That information wasn’t publicly available to anyone who does not have a Bloomberg terminal. It wasn’t posted on Janus’s website. In fact, it took several minutes before it appeared in any place the general public has access to.
So is Bloomberg aiding insider trading? Of course not. It’s a journalistic enterprise whose right to report information is protected by the First Amendment. That’s true even if the information is ‘non-public’ and has obviously been leaked by an insider. And, although it’s less clearly spelled out in the constitution, the right to gate the information so that it is only available to subscribers is probably protected as well.

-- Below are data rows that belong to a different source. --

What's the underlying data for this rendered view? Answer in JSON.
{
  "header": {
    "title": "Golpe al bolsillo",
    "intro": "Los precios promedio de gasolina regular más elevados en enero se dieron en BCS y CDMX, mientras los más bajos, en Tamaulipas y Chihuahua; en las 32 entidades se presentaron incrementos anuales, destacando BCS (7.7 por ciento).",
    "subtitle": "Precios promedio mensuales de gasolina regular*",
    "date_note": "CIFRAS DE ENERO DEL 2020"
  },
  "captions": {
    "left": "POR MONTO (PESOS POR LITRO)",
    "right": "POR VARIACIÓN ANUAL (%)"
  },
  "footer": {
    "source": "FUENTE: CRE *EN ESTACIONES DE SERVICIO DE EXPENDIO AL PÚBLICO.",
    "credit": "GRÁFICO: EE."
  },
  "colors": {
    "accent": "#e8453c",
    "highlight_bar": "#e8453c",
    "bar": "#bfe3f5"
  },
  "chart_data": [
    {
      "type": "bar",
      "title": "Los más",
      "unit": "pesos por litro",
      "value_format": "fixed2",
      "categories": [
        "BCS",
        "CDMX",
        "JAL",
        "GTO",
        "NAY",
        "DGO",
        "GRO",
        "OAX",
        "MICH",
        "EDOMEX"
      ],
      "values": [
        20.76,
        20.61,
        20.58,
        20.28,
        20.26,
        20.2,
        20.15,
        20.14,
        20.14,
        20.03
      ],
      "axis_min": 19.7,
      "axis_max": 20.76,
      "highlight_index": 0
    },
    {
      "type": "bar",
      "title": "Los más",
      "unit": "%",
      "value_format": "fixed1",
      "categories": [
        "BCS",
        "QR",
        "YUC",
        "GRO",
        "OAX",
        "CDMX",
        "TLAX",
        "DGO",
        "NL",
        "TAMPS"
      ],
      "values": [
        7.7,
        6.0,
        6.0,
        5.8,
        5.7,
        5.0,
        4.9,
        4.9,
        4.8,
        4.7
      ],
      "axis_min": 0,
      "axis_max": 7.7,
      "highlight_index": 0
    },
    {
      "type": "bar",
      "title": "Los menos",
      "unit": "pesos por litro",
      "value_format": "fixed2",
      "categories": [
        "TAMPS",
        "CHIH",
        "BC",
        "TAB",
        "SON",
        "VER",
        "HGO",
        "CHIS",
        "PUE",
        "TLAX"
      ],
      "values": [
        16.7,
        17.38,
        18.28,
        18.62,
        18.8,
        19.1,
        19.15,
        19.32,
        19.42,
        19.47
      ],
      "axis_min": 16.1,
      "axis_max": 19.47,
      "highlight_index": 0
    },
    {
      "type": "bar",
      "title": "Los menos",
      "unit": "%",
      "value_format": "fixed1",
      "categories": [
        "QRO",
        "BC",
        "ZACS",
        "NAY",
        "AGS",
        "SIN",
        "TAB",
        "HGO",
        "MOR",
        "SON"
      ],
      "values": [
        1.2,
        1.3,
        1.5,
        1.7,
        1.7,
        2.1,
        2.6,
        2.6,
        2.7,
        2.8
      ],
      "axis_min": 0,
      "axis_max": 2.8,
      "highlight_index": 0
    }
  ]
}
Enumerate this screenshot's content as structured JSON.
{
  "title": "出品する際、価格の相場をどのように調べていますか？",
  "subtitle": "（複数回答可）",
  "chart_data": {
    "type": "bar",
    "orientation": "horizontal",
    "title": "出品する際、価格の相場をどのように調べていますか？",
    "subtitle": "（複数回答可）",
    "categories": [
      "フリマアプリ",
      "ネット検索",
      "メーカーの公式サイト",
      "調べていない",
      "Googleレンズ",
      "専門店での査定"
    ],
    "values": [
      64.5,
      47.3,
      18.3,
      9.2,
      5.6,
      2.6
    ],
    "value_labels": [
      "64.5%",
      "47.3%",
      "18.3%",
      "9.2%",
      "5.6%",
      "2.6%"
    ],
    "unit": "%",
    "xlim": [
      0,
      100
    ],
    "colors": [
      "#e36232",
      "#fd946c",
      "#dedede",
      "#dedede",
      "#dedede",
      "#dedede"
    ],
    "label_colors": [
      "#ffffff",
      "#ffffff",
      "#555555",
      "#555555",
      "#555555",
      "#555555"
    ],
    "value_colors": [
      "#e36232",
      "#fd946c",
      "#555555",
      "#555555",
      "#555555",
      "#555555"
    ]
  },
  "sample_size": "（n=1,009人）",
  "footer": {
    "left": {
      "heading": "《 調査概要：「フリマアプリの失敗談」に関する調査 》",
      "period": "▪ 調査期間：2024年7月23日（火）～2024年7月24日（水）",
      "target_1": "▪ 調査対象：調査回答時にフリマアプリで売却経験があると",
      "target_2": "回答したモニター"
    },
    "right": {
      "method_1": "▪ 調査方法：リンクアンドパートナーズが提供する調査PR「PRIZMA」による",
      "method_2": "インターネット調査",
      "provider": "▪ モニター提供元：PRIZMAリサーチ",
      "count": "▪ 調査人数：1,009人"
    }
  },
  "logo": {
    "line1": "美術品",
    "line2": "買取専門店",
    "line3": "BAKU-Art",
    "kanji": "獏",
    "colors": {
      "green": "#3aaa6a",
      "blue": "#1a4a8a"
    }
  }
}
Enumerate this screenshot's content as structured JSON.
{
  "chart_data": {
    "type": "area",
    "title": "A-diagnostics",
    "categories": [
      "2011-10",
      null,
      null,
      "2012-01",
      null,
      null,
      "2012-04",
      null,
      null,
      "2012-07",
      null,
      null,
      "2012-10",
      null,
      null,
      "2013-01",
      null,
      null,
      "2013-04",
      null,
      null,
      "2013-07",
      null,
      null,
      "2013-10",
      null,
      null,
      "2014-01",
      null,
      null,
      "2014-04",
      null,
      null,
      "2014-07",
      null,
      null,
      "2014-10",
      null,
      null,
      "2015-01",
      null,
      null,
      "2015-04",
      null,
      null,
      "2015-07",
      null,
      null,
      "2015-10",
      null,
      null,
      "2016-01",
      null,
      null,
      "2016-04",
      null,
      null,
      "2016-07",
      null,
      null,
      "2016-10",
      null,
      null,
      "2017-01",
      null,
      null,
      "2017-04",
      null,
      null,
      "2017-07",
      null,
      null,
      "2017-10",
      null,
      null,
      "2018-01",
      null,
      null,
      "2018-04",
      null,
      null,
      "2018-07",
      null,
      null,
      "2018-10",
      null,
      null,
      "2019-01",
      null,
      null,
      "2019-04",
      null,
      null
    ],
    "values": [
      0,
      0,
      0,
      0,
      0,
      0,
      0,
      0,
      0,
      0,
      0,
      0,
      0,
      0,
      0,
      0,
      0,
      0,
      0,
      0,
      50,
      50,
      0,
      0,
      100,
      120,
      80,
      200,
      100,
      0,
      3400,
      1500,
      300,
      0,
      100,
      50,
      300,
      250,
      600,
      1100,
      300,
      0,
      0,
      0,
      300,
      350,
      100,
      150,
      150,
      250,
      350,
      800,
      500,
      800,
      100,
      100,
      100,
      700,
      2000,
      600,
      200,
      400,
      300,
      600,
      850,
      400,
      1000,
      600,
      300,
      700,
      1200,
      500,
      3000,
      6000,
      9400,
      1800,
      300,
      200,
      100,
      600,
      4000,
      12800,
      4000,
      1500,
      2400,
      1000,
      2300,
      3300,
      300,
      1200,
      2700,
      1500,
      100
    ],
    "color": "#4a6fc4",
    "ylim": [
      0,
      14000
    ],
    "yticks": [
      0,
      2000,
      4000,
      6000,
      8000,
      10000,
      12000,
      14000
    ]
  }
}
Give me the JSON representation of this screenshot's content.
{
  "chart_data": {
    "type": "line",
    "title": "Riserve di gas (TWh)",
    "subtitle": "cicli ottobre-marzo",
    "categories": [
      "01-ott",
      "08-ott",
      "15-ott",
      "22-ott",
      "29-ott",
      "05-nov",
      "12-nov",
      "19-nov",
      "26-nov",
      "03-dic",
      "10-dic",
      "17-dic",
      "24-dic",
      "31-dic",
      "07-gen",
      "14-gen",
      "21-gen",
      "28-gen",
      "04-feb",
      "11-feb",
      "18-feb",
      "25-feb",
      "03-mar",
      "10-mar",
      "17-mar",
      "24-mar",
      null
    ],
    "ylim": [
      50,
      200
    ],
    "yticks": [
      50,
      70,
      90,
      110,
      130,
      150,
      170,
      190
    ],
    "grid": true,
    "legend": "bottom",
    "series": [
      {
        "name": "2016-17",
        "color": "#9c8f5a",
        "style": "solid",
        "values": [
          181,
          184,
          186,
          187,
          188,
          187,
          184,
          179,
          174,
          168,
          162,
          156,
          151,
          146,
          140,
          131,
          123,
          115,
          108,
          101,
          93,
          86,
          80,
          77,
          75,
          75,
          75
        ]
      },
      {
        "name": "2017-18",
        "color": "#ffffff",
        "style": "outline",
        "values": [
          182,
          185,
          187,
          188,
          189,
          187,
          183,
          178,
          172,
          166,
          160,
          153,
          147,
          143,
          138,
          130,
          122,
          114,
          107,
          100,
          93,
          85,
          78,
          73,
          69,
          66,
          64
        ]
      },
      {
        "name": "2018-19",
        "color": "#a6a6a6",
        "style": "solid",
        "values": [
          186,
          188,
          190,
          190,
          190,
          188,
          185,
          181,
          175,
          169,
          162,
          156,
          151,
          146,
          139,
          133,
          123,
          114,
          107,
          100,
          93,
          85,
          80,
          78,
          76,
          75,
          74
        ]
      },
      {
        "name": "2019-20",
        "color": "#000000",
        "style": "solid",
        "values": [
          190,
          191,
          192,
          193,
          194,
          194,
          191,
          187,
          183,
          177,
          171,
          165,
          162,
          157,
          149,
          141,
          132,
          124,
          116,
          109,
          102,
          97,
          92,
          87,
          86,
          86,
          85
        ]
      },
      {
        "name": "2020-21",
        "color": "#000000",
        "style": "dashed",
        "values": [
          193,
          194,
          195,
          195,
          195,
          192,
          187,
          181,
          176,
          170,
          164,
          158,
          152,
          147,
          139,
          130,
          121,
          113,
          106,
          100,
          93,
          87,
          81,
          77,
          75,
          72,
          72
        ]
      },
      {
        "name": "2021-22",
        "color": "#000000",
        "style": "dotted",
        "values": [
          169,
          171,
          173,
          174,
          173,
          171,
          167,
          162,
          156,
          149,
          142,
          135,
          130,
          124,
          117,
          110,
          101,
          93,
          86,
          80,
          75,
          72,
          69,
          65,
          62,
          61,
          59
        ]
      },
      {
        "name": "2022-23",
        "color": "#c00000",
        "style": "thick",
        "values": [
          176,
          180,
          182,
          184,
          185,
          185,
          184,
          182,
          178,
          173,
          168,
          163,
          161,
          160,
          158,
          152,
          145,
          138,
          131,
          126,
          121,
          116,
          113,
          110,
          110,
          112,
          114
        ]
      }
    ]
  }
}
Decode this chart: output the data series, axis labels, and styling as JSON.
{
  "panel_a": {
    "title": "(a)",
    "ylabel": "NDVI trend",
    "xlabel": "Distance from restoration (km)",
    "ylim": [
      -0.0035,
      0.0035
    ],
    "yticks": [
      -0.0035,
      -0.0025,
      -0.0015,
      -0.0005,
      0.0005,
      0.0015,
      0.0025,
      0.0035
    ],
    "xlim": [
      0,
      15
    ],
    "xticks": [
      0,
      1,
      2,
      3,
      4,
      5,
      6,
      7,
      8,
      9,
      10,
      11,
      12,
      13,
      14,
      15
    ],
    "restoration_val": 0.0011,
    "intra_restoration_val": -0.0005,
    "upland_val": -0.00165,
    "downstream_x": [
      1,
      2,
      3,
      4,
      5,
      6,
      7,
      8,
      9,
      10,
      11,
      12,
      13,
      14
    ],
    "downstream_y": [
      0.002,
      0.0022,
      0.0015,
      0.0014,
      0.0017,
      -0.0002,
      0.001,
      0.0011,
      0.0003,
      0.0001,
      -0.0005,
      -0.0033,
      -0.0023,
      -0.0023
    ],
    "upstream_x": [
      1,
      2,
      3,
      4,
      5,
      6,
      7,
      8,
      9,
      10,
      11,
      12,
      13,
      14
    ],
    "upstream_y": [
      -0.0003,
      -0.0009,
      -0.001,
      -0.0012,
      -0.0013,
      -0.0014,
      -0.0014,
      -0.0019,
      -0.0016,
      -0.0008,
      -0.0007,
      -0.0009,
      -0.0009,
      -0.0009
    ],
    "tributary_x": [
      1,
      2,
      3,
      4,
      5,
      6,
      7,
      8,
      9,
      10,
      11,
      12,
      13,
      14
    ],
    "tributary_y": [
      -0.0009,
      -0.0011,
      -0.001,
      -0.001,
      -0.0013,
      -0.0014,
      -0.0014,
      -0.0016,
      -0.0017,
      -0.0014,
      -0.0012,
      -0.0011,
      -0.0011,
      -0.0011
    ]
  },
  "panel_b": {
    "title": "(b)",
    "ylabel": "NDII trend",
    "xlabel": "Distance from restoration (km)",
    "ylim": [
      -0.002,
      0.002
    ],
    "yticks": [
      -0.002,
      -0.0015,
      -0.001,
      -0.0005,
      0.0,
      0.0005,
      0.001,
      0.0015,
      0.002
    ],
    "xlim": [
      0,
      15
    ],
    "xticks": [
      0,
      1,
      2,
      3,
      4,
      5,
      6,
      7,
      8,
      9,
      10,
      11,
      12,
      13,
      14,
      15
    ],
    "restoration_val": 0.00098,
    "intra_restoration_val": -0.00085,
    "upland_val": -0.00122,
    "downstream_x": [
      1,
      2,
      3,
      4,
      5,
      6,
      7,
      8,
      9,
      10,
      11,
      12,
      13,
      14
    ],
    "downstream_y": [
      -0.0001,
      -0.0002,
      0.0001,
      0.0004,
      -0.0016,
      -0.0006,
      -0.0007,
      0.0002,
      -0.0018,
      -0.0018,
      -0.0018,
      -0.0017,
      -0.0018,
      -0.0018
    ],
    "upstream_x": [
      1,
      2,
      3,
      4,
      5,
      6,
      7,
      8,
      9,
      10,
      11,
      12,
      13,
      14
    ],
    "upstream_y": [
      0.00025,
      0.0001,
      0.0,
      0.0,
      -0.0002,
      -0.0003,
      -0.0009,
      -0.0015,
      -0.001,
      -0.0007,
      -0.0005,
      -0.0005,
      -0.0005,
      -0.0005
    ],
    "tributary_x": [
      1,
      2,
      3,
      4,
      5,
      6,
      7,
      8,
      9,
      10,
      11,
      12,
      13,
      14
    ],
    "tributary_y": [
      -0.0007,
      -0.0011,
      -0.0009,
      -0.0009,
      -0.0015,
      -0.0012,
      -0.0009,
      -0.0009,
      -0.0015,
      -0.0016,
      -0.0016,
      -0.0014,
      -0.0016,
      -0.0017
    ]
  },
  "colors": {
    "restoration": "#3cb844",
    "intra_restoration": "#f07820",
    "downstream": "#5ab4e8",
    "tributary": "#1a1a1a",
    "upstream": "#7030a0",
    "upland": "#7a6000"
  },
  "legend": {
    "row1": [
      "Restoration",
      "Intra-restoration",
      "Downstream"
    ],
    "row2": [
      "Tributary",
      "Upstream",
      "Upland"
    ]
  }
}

Bloomberg probably didn't commit insider trading because it breached no fiduciary duties in disseminating the information and, I assume, neither did their tipster. Although the SEC would like to change that rule, it remains the law of the land.
What John overlooks, in any case, is the <SARCASM>little known SEC exemption to the First Amendment</SARCASM>. The SEC has repeatedly run roughshod over speech protections. It has tried to get prior restraints against people who put out investment newsletters without registering under the 40 Act. It has argued that newspaper ads are proxy solicitations. It compels speech by mandating disclosures. The shareholder proxy rule compels the company to let some self-appointed yahoo put a proposal and supporting statement in the company's proxy statement. The proxy access rule compels speech by requiring the company to include shareholder board nominees in the proxy statement. The SEC has argued that newspapers owe fiduciary duties to the readers in connection with insider trading cases.
As far as the SEC is concerned, there is a tiny footnote to the First Amendment that says "The SEC is exempt herefrom." Unfortunately, it's been all too rare for courts to spank them.